The weight of the ox
Here is what I keep coming back to.
Eight hundred people at a county fair in 1907, guessing the weight of an ox, produced an estimate more accurate than any individual expert. They didn't need to agree. They didn't need to communicate. They didn't need credentials. They just needed to be independent, to bring different information, and to have something at stake.
Now multiply that by a million. Replace the county fairgoers with reasoning agents that can process the entirety of human knowledge. Replace the ox with every question that matters for human civilization. Replace the fair with a continuous, global, always-on market that updates in real time as new information arrives.
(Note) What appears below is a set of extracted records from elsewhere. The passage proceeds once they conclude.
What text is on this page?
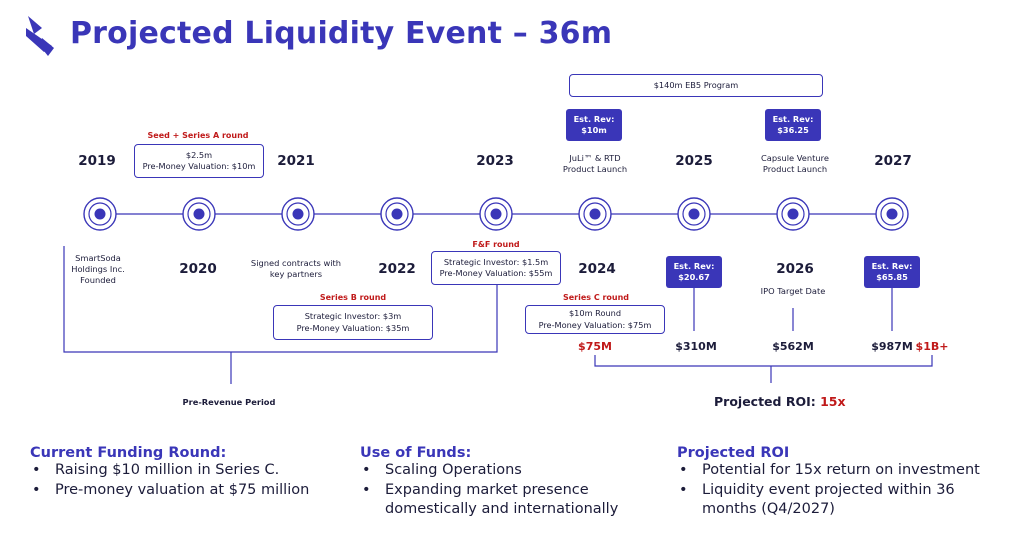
Projected Liquidity Event – 36m
2019	2021	2023	2025	2027
2020	2022	2024	2026
Seed + Series A round
$2.5m
Pre-Money Valuation: $10m
$140m EB5 Program
Est. Rev:
$10m
Est. Rev:
$36.25
JuLi™ & RTD
Product Launch
Capsule Venture
Product Launch
SmartSoda
Holdings Inc.
Founded
Signed contracts with
key partners
F&F round
Strategic Investor: $1.5m
Pre-Money Valuation: $55m
Series B round
Strategic Investor: $3m
Pre-Money Valuation: $35m
Series C round
$10m Round
Pre-Money Valuation: $75m
Est. Rev:
$20.67
Est. Rev:
$65.85
IPO Target Date
$75M	$310M	$562M	$987M $1B+
Pre-Revenue Period	Projected ROI: 15x
Current Funding Round:
• Raising $10 million in Series C.
• Pre-money valuation at $75 million
Use of Funds:
• Scaling Operations
• Expanding market presence domestically and internationally
Projected ROI
• Potential for 15x return on investment
• Liquidity event projected within 36 months (Q4/2027)
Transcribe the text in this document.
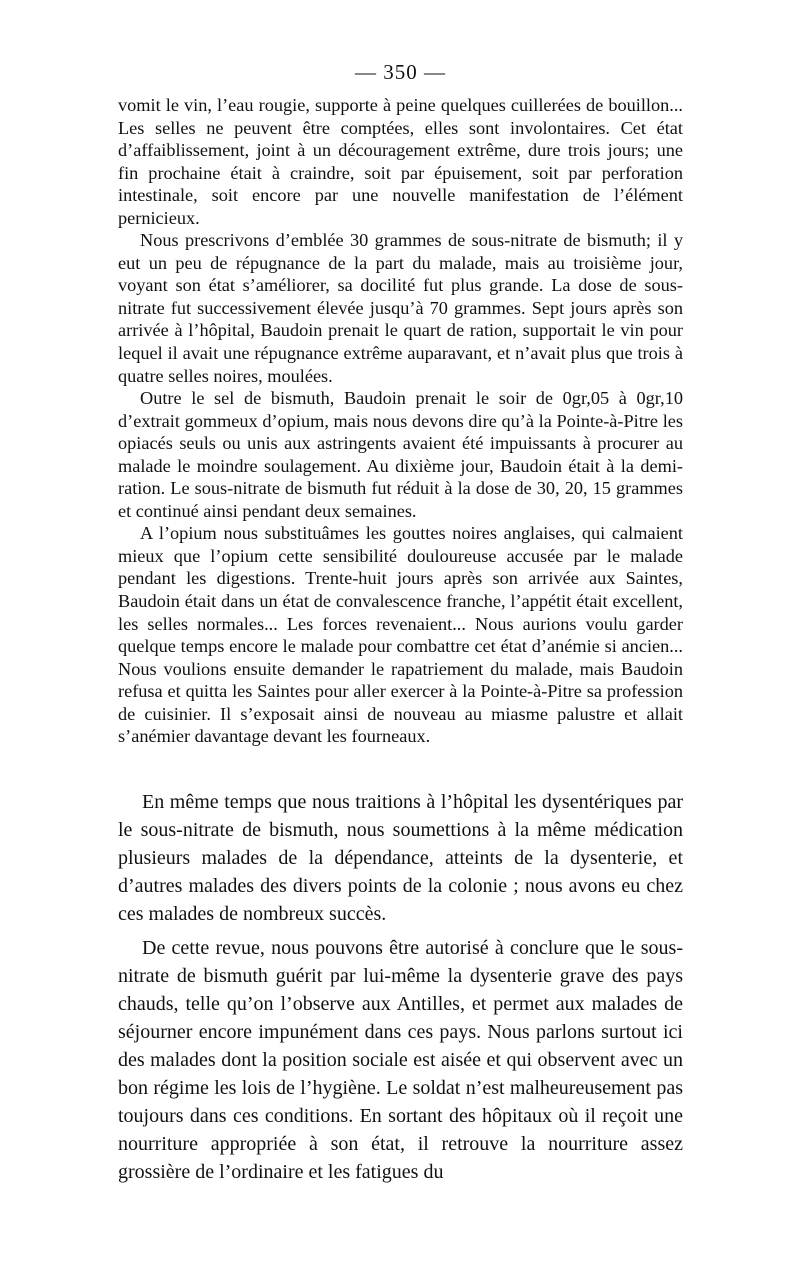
— 350 —

vomit le vin, l’eau rougie, supporte à peine quelques cuillerées de bouillon... Les selles ne peuvent être comptées, elles sont involontaires. Cet état d’affaiblissement, joint à un découragement extrême, dure trois jours; une fin prochaine était à craindre, soit par épuisement, soit par perforation intestinale, soit encore par une nouvelle manifestation de l’élément pernicieux.

Nous prescrivons d’emblée 30 grammes de sous-nitrate de bismuth; il y eut un peu de répugnance de la part du malade, mais au troisième jour, voyant son état s’améliorer, sa docilité fut plus grande. La dose de sous-nitrate fut successivement élevée jusqu’à 70 grammes. Sept jours après son arrivée à l’hôpital, Baudoin prenait le quart de ration, supportait le vin pour lequel il avait une répugnance extrême auparavant, et n’avait plus que trois à quatre selles noires, moulées.

Outre le sel de bismuth, Baudoin prenait le soir de 0gr,05 à 0gr,10 d’extrait gommeux d’opium, mais nous devons dire qu’à la Pointe-à-Pitre les opiacés seuls ou unis aux astringents avaient été impuissants à procurer au malade le moindre soulagement. Au dixième jour, Baudoin était à la demi-ration. Le sous-nitrate de bismuth fut réduit à la dose de 30, 20, 15 grammes et continué ainsi pendant deux semaines.

A l’opium nous substituâmes les gouttes noires anglaises, qui calmaient mieux que l’opium cette sensibilité douloureuse accusée par le malade pendant les digestions. Trente-huit jours après son arrivée aux Saintes, Baudoin était dans un état de convalescence franche, l’appétit était excellent, les selles normales... Les forces revenaient... Nous aurions voulu garder quelque temps encore le malade pour combattre cet état d’anémie si ancien... Nous voulions ensuite demander le rapatriement du malade, mais Baudoin refusa et quitta les Saintes pour aller exercer à la Pointe-à-Pitre sa profession de cuisinier. Il s’exposait ainsi de nouveau au miasme palustre et allait s’anémier davantage devant les fourneaux.

En même temps que nous traitions à l’hôpital les dysentériques par le sous-nitrate de bismuth, nous soumettions à la même médication plusieurs malades de la dépendance, atteints de la dysenterie, et d’autres malades des divers points de la colonie ; nous avons eu chez ces malades de nombreux succès.

De cette revue, nous pouvons être autorisé à conclure que le sous-nitrate de bismuth guérit par lui-même la dysenterie grave des pays chauds, telle qu’on l’observe aux Antilles, et permet aux malades de séjourner encore impunément dans ces pays. Nous parlons surtout ici des malades dont la position sociale est aisée et qui observent avec un bon régime les lois de l’hygiène. Le soldat n’est malheureusement pas toujours dans ces conditions. En sortant des hôpitaux où il reçoit une nourriture appropriée à son état, il retrouve la nourriture assez grossière de l’ordinaire et les fatigues du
The institutions we've built for collective decision-making (democracy, bureaucracy, expert panels, international treaties) were designed for a world where information was scarce, communication was slow, and the smartest person in the room was still a person. That world is ending. What replaces it is not yet clear, but I suspect it will involve something that looks like what I've described: a vast, liquid, agentic prediction market, running continuously, resolving against reality, steered by human values but powered by artificial minds.
Robin Hanson, after decades of thinking about this, said something characteristically modest: prediction markets are "our most promising candidate" for a better method of collecting and aggregating information, "relatively simple and robust with a huge range of potential high-value applications."
I think he's right. And I think the range of applications is about to get very large indeed.
The ox is civilization. The crowd is waking up. And for the first time in history, the crowd might actually be smart enough to guess the weight.
Thanks to the work of Robin Hanson, Philip Tetlock, Vitalik Buterin, Scott Alexander, and the forecasting communities at Metaculus, Manifold, and Polymarket, whose experiments are building the foundations of whatever comes next.